I gave him the Aztec greeting. That chin thing. “Sure,” I said. “I’ll take a ride.” I liked the car. When I got to the car I looked at his eyes, to see if they were red. Nope. Not dilated. Normal. Didn’t look like he was smoking weed. There were guys at school—you knew. You just knew. Then I saw who was driving. I shouldn’t have been that surprised. “Ese, Sammy.”
“What is it, Eric? What is it?” I repeated myself sometimes. If I wasn’t happy. Like saying something twice made it sound like it was more real.

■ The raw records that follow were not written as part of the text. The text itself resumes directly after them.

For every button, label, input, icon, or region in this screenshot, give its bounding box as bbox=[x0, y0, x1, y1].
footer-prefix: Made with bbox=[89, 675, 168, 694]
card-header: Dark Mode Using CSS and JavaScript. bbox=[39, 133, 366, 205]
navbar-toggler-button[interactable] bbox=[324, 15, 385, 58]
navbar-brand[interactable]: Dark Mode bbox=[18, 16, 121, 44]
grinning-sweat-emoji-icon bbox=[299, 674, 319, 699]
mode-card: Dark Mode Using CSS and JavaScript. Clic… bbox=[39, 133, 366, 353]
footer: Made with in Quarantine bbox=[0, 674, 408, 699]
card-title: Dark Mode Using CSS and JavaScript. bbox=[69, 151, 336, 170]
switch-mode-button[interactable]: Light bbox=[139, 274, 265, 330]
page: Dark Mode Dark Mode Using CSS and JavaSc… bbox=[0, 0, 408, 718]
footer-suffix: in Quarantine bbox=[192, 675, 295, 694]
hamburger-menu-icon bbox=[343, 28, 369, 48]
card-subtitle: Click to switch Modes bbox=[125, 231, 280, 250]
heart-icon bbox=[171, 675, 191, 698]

He nodded to the song on the radio, keeping the beat. René always said that—you gotta keep the beat. Keep it in your head. Fine, fine, yeah. Except I hated The Who. Liked Chicago. Loved Blood, Sweat, and Tears. Loved brass. Hated The Who—but it was The Who that was on the radio. And Eric nodding to the music. Keeping the beat. “Órale, Sammy, ¿qué dices, Sammy?” I hated that. Talking to me in Spanish. Fry. Eric Fry. I knew English. Knew it better than he did. I know for a fact he’d never read Great Expectations. God, that boy was white. I don’t mean that he was just a gringo. I mean his skin. God, it was white.
“No
thing,” I said, “just comin’ home from work.” I wanted to ask him if he knew what that was. I knew he hadn’t paid for the Mustang he was driving. Just like that Adam guy Gigi had gone out with. Knew where Eric lived, too. In those homes in Mesilla Park Eddie’s father had built. Work. Can you spell it? It starts with a W, ends with a K. K as in suck. I nodded, smiled. “Just comin’ home from work,” I said again. “You?”
“Nada, nada,” he said, “no hay nada que hacer.” I mean, his accent was perfect. Spoke like a native of Chihuahua. That’s what pissed me off. Here he was, this rich gringo, nice looking, sort of, if that was your type, had everything, was nice to everybody, the works, the whole package—and everybody thought he was so fucking far-out and groovy because he spoke Spanish. Nobody thought Mexicans were far-out and groovy because we spoke English. Nope. That’s not the way it worked. Nope, I didn’t like gringos who got to be more Mexican than Mexicans. “Nope,” I said, “there’s nothing to do in this town.” I wasn’t gonna use one word of Spanish in that car. Hell no. Not me. Not Sammy Santos. American all the way.
“So,” Jaime says, “you goin’ out tonight?”
“Yeah,” I said.
“Goin’ out with Gigi?”
“Nope,” I said. I didn’t feel like talking to these guys. Neither one of them. It was like telling them what I was gonna tell the priest at confession.
“How come? She’s got it bad for you, ese.”
“Don’t think so.”
“What are you, Sammy? Blind? ¿Ciego? ¿Qué no puedes ver? That girl would go to hell for you.”
“Is that right?” That was my father’s line. “She’s a good girl, Gigi. What would she want with me?”
“You should ask her out.”
“Why don’t you ask her out?”
“It’s not me she likes. She likes you, Sammy.”
Eric pulled into the parking lot of a 7-11. I liked the Pic Quick better. I wasn’t the one driving. “Órale, ¿quieren algo de tomar?” His Spanish was pissing me off.